There would seem to be scope for a vigorous debate. But in British politics, philosophical arguments rarely reach the front line. Abortion is no exception. Instead of heated debate, there has been a tacit consensus. Despite Cardinal O’Brien, this is likely to continue, because it is rooted in the pragmatic temperament of modern England.

The consensus runs as follows: “We do not want to think about abortion. It is undoubtedly an unpleasant business. So is an unplanned pregnancy, and its consequences can last for decades. Whatever you say, a foetus is not the same as a baby. Extending human rights to the womb would result in ghastly inconveniences.

“It is true that when abortion was legalised it was intended to be a last resort, not an alternative to the French letter. It is also true that if many of those who voted for the original Bill had known that 40 years on, nearly 200,000 foetuses a year would be aborted, in a procedure as routine as vacuuming the drawing-room carpet, they would have voted differently.

“In 1967, it would have been widely predicted that abortion on such an industrial scale would have led to a coarsening of society. Although that has undoubtedly occurred, there is no reason to blame abortion. It could indeed be argued that without the foetal elimination of hundreds of thousands of children who would otherwise had been neglected and undisciplined, the problem of criminal feral youngsters would be much worse than it already is.

“Abortion is messy, repugnant – and necessary. It is annoying that this Scottish cardinal has embarrassed us. But embarrassment is much more transient than an unwanted baby. Let us continue as we are.”

In England, that view commands overwhelming support. This is not necessarily the case in Scotland, which is not yet a post-religious country. That explains one of the many shoddy little compromises associated with Scottish devolution. Many Scottish Labour voters are Roman Catholics. Left-wing on economic issues, they still tend to be cultural conservatives, especially when they listen to their priests. But their political representatives are banally left-wing on everything, including abortion. To save them from embarrassment, the Labour Party decided that abortion should be a Westminster matter.

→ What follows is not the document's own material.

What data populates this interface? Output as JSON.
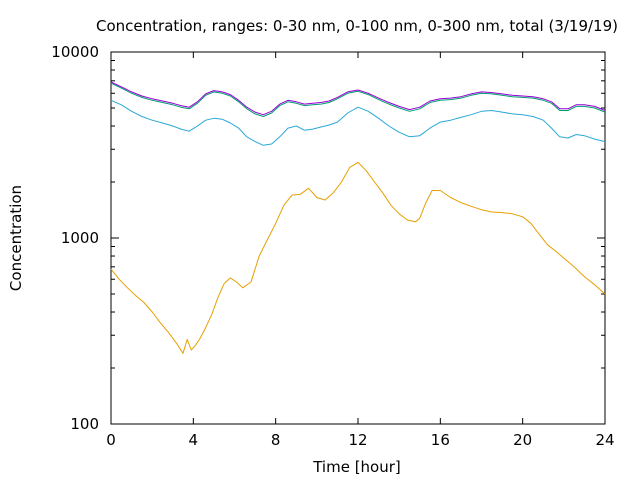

The state of Scottish opinion may have encouraged Cardinal O’Brien to launch his campaign, in the hope of influencing Parliament and, therefore, achieving a favourable legislative outcome. For the reasons given above, there is no hope of that. There is indeed a danger that the Cardinal will fall into a trap, and will confuse feeling good with doing good. He has vindicated his Church’s moral stance and has been attacked by all those whom a dutiful cardinal should regard as his natural opponents. This might lead him to believe that his comments will have some practical effect.

That is a snare and a delusion. There is no hope of persuading Parliament to pass laws which would significantly restrict the right to an abortion. If the Roman Catholic Church wishes to curtail the number of abortions, there is only one way of doing so. It should be possible to establish a charity which would seek to persuade pregnant girls that there is an alternative to an abortion; that if they wished to complete their pregnancy, they would be given support, and that no one would attempt to make them feel guilty for becoming pregnant when they should not have done.

There is an increasing amount of medical evidence that abortion is not a cost-free process and that it can have deleterious psychological consequences. If the Church tried hard, it should find it possible to persuade a significant number of girls that adoption is a better alternative than abortion.

The Cardinal was right to say what he did. Given his great office, he could do no other. Even so, he would find that the still, small voice of charity could save more foetuses than the illusion of political change. But despite his best efforts, many of us will still agree with the American commentator, Ben Wattenberg: “Abortion is murder, and I’m in favour of it.”